The article was written in June of 2006 so most of the data it was watching (home sales, home prices, etc) is now far out of date. Last on the list of indicators to watch was employment. There it seem the party has just begun.
Data produced by the Bureau of Labor Statistics
The jump in employment in the housing-related series over the last 13 years is a good measure of the impact of the housing bubble. While overall employment increased by less than 22 percent from the 1993 to 2006, employment in the construction of residential buildings increased by almost 70 percent. Employment in real estate agencies increased by almost 30 percent over this period. Employment in residential specialty trade contractors increased by almost 28 percent in just the years from 2001 to 2006.
When the bubble deflates, employment levels in these sectors will fall back in line with their historic patterns, as construction and sales levels move to more normal levels.
If employment in housing-related sectors were to fall back to levels consistent with their share of their labor force in the mid-1990s, it would lead a loss of close to 1 million jobs. If the construction sector temporarily falls below its normal level of activity as inventories of unsold homes adjust to normal levels, the job loss would be even greater.
In October Housing Starts, Permits, Foreclosures there was a discussion on housing employment, repeated below for convenience.
Housing Starts vs. Employment
The following chart is courtesy of CalculatedRisk.
It shows residential construction employment vs. housing starts offset by six months.
The chart above shows that although starts have plunged, completions remain high. This has ominous implications for construction jobs looking ahead.
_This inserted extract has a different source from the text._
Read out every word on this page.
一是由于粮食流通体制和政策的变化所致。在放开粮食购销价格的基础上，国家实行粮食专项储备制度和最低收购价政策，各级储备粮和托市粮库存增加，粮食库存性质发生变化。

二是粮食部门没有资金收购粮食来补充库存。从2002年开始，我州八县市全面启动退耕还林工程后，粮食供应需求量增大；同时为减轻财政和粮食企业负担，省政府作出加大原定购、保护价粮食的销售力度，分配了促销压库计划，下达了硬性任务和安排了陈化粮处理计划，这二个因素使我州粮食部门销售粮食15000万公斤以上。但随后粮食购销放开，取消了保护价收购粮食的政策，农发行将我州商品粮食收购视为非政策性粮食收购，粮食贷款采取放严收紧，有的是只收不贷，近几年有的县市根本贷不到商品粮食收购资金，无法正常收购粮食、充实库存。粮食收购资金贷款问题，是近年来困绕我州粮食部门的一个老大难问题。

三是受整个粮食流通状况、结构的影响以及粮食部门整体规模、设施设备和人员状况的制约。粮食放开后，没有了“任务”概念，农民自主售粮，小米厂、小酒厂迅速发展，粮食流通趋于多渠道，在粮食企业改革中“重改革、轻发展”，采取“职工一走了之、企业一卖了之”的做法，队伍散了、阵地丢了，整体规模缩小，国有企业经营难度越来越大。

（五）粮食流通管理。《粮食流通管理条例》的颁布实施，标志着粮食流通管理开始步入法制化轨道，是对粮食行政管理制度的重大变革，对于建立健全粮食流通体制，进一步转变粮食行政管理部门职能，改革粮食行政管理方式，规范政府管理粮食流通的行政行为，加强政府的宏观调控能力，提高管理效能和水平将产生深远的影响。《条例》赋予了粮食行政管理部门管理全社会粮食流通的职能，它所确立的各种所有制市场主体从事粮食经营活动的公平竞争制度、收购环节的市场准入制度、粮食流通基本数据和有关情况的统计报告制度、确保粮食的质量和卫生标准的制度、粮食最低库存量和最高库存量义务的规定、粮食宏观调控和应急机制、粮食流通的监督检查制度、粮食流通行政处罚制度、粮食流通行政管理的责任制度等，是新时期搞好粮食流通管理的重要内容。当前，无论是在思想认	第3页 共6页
Given that employment will follow housing starts with a lag as existing construction completes, it appears that a minimum of 600,000 construction jobs will be lost over the next six months or so.
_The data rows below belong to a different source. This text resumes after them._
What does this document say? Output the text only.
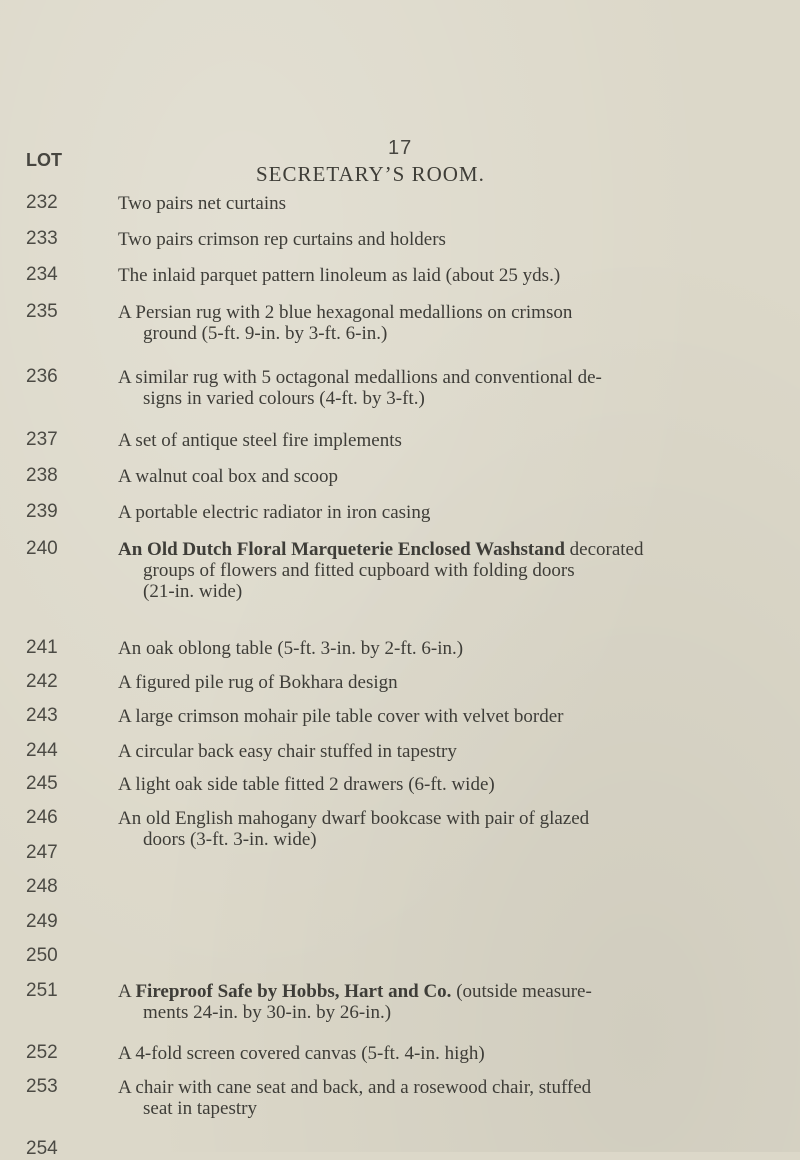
17
LOT
SECRETARY’S ROOM.
232
233
234
235
236
237
238
239
240
241
242
243
244
245
246
247
248
249
250
251
252
253
254
Two pairs net curtains
Two pairs crimson rep curtains and holders
The inlaid parquet pattern linoleum as laid (about 25 yds.)
A Persian rug with 2 blue hexagonal medallions on crimson
ground (5-ft. 9-in. by 3-ft. 6-in.)
A similar rug with 5 octagonal medallions and conventional de-
signs in varied colours (4-ft. by 3-ft.)
A set of antique steel fire implements
A walnut coal box and scoop
A portable electric radiator in iron casing
An Old Dutch Floral Marqueterie Enclosed Washstand decorated
groups of flowers and fitted cupboard with folding doors
(21-in. wide)
An oak oblong table (5-ft. 3-in. by 2-ft. 6-in.)
A figured pile rug of Bokhara design
A large crimson mohair pile table cover with velvet border
A circular back easy chair stuffed in tapestry
A light oak side table fitted 2 drawers (6-ft. wide)
An old English mahogany dwarf bookcase with pair of glazed
doors (3-ft. 3-in. wide)
A Fireproof Safe by Hobbs, Hart and Co. (outside measure-
ments 24-in. by 30-in. by 26-in.)
A 4-fold screen covered canvas (5-ft. 4-in. high)
A chair with cane seat and back, and a rosewood chair, stuffed
seat in tapestry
The ripple effect of the loss of those jobs, especially on consumer spending will be very noticeable. If anything, this may be a best case scenario on the unlikely assumption that starts and permits do not decline further. Note too that with the expected decline in consumer spending as a result of housing sector weakness, layoffs will likely cascade to a wide variety of other jobs especially restaurants and retail sales jobs.
Perhaps the above 600,000 jobs loss estimate was a bit on the optimistic side. Then again, perhaps those losses will take a lot longer to play out than the six month period as stated above. The bad news, however, is that the CEPR estimate of a potential 1,000,000 job loss assumes there will be no overshoot to the downside.
The CEPR estimate also does not address the ripple effect. On the way up, expansion in housing supported all sorts of retail activity like restaurants, nail salons, WalMarts, and Home Depots being built everywhere. The ripple effect ensures that job losses in those sectors will be magnified on the downside as well.